When: Friday, May 26 & Saturday, May 27

Where: Mallard Lounge

Admission: Free

Kal Mollison’s music always drew comparisons to sounds such as Maroon Five and Counting Crows. So really it was no surprise when Mollison, as one-half of Sandcastle Theory, was asked to perform with Counting Crows for a special concert. However, at the last minute Sandcastle Theory was bumped.

Mollison took it in stride, losing out to Art Garfunkel.

"The bidding war was lost with pride," Mollison said from his Vancouver home. "Oh well, you know, somebody has to get the Grammy, but it was nice to be at the party."

The former Ontario boy now calls the West Coast his home, and is slowly building a B.C. fan base with shows around Vancouver. However, it wasn’t the music that drew Mollison to the craggy coast, nor even the mountains the big mountain skier obsesses over. Rather, it was the B.C. air.

Now he sings I Am Like a Bird, to his chagrin, at university pubs. But in a previous career he was one himself, a helicopter and fixed-wing pilot in northern B.C. You might have caught his wing action in Barnstormers, aired this year on Canada’s Outdoor Life Network. The series pilot received gold honours at the 38th Annual WorldFest Film and Television Gala in Texas this year.

Mollison explained barnstorming: Post World War I pilots made a living flying around the American Midwest. Few laws regulated aviation, so pilots would grab people’s attention and "buzz" a town, then land in a local field where they would charge people for rides.

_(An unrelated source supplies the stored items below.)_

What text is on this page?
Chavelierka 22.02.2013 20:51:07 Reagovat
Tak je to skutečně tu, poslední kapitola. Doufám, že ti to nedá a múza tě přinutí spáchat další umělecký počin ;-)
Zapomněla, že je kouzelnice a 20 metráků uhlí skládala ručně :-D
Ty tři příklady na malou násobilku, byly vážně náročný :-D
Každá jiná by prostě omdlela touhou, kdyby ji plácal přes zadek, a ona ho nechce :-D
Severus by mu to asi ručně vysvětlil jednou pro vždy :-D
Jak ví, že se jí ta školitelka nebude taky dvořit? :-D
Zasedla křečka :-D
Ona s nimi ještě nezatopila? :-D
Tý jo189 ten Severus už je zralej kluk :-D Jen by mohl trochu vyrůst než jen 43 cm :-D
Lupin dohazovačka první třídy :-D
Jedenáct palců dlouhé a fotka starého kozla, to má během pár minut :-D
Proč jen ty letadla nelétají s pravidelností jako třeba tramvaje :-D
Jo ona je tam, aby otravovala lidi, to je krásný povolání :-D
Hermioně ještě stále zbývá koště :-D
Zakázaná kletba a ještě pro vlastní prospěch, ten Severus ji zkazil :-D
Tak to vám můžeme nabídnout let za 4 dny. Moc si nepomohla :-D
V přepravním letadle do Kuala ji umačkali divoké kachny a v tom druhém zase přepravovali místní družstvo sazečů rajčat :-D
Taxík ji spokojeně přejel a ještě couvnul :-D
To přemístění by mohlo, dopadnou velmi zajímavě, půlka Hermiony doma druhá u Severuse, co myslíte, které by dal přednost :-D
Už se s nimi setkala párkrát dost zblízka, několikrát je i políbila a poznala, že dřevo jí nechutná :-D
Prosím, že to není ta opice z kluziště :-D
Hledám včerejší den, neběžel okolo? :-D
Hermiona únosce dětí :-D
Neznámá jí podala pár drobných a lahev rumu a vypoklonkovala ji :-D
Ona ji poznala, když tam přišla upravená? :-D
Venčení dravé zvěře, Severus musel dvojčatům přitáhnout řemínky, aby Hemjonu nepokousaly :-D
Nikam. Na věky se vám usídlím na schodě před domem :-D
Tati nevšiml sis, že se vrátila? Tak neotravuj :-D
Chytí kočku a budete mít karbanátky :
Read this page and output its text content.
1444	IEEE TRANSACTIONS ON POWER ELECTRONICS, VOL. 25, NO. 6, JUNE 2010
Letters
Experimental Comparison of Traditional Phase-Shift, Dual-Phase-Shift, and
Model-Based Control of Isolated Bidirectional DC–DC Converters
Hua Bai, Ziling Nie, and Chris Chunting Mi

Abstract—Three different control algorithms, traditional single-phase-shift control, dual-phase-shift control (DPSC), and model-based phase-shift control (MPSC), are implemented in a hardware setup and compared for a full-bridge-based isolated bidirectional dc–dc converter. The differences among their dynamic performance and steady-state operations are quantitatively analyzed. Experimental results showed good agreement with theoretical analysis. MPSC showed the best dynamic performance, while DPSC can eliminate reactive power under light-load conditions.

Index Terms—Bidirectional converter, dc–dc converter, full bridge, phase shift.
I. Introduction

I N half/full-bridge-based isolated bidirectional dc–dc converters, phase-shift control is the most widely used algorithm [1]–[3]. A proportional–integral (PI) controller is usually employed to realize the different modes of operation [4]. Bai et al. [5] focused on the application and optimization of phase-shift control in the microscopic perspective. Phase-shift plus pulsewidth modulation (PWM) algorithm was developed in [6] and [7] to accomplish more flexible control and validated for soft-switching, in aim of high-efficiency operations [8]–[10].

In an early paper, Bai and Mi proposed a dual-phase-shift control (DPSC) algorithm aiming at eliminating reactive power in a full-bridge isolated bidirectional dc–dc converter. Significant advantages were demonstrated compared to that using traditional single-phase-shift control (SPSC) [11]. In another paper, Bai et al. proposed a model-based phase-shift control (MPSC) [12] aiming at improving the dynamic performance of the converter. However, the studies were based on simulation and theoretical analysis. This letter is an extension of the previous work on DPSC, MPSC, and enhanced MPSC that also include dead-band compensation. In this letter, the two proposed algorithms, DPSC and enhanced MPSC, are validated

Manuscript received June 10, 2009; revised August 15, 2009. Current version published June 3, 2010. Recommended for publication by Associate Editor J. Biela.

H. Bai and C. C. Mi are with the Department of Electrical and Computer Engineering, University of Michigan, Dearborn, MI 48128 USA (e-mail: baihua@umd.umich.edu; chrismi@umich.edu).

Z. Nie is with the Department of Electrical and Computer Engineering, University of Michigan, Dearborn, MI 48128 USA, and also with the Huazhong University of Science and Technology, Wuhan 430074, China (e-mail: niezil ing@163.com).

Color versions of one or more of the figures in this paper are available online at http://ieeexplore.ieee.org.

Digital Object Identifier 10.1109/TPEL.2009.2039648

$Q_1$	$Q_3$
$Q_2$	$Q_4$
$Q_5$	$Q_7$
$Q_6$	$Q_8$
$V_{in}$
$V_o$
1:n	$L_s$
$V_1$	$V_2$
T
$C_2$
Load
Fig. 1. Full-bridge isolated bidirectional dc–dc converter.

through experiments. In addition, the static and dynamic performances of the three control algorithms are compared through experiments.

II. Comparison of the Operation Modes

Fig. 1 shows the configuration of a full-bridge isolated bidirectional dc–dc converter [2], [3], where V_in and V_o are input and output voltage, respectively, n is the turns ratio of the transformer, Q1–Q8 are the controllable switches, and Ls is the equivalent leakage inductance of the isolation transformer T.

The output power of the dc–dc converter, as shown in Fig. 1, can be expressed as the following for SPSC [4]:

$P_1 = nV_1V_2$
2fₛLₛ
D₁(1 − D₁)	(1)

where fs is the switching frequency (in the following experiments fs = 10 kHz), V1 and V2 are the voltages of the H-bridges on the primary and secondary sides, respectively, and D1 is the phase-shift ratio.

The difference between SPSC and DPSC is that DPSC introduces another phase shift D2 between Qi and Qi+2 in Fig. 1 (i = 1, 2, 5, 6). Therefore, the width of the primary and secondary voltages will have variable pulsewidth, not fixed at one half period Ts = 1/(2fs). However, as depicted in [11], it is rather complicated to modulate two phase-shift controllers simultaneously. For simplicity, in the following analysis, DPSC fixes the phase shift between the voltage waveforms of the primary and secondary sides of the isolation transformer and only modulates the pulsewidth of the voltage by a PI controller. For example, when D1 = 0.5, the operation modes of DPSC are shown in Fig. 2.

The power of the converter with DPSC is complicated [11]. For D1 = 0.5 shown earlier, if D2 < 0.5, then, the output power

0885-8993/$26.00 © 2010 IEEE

Pilot Michelle Goodeve (who is best known as Ms. Avery on the television show Degrassi) proposed the television series based on the historic pastime, flying herself and Mollison across Canada to visit and showcase off-the-beaten-track towns.

"It was a great way of meeting people and visiting places you would miss driving down the highway," he said.

Highways were Mollison’s main venue of transport until the Barnstormers show. At 24 years old, he turned in his wings after a close friend, Carey Moore, died in an air show. He turned to his guitar, composing Learning to Fly – the theme song for Barnstorming – and a professional career followed.

It’s been a runway of music ever since with the release of two albums: Even and I am John the Savage , named in honour of Aldous Huxley’s Brave New World.

Like the character, Mollison doesn’t subscribe to society’s ideals and carves his own path, including solo shows Friday, May 26 and Saturday, May 27 from 4:30 to 6:30 p.m. and 9 p.m. to midnight at the Mallard Lounge.

"I am going to focus on more singer/songwriter material," he said. "I’ve got some Beatles, Elton John, Seal and Billy Joel… I promise not to play Sweet Carolina if people promise not to ask for Free Bird (I’m Like a Bird)."

The Nelly Furtado song may not rest well on Mollison’s strings, but the title embraces the sentiment behind the roving musician’s career that is just starting to take off.